The defect, which in rare cases leads to the rupture of airbag inflators and the sending of potentially lethal metal fragments, led to the largest recall of cars in US history of over 67 million inflators. Worldwide, about 100 million inflators have been installed by 19 major car manufacturers.

The withdrawal includes 2.7 million American vehicles. Ford will include cost in fourth quarter results.

The vehicles were previously recalled for passenger side inflatables. “We believe that our extensive data has shown that the withdrawal of safety was not justified for the driver’s airbag. However, we respect the NHTSA’s decision and will issue a withdrawal, “Ford said.

NHTSA also asked Mazda Motor Corp. to recall 5,800 airbag inflators in 2007-2009 B-Series vehicles.

Takata blazers have resulted in at least 400 injuries and 27 deaths worldwide – including 18 deaths in the US, with two in the 2006 Ford Ranger trucks mentioned earlier.

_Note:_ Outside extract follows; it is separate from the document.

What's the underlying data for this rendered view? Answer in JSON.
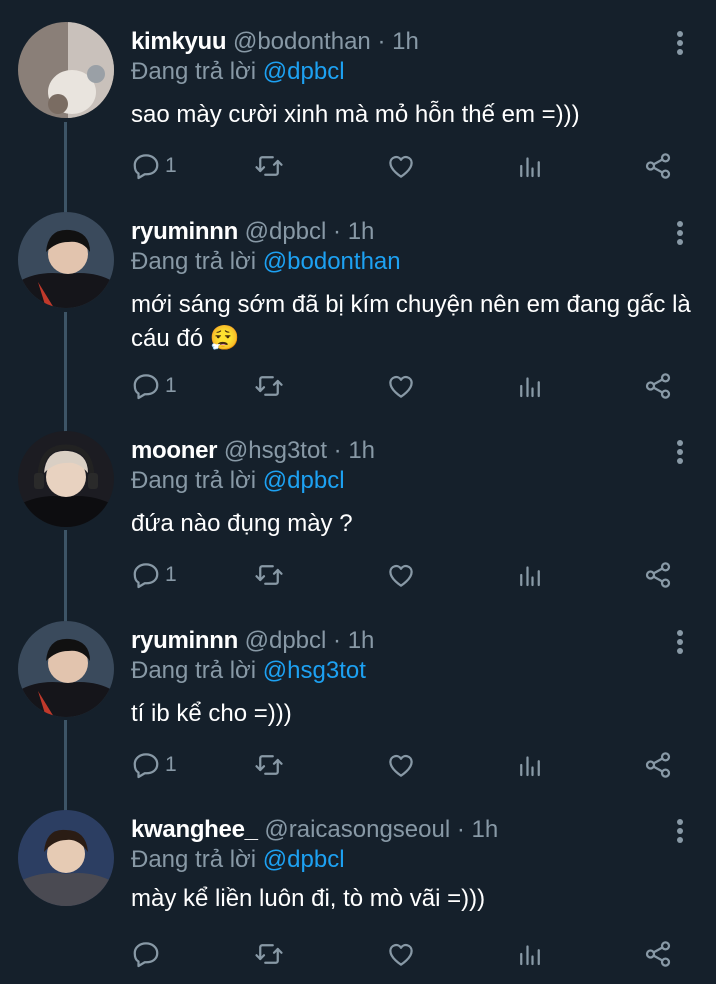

The Ford vehicles mentioned include various Ranger, Fusion, Edge, Lincoln Zephyr / MKZ, Mercury Milan and Lincoln MKX vehicles from 2006-2012.

In November, the NHTSA rejected a petition filed by General Motors Co. to avoid withdrawing 5.9 million American vehicles with Takata airbags. GM said the reverse call covered 7 million vehicles worldwide and will cost $ 1.2 billion.

Ford separately disclosed on Thursday that it expects to see a $ 1.5 billion pretax revaluation loss in the fourth quarter related to pensions and other post-employment benefit plans, driven by lower discount rates.

Ford said it expects the revaluation loss to reduce net income by about $ 1.2 billion, but did not change expectations for 2021 pension contributions.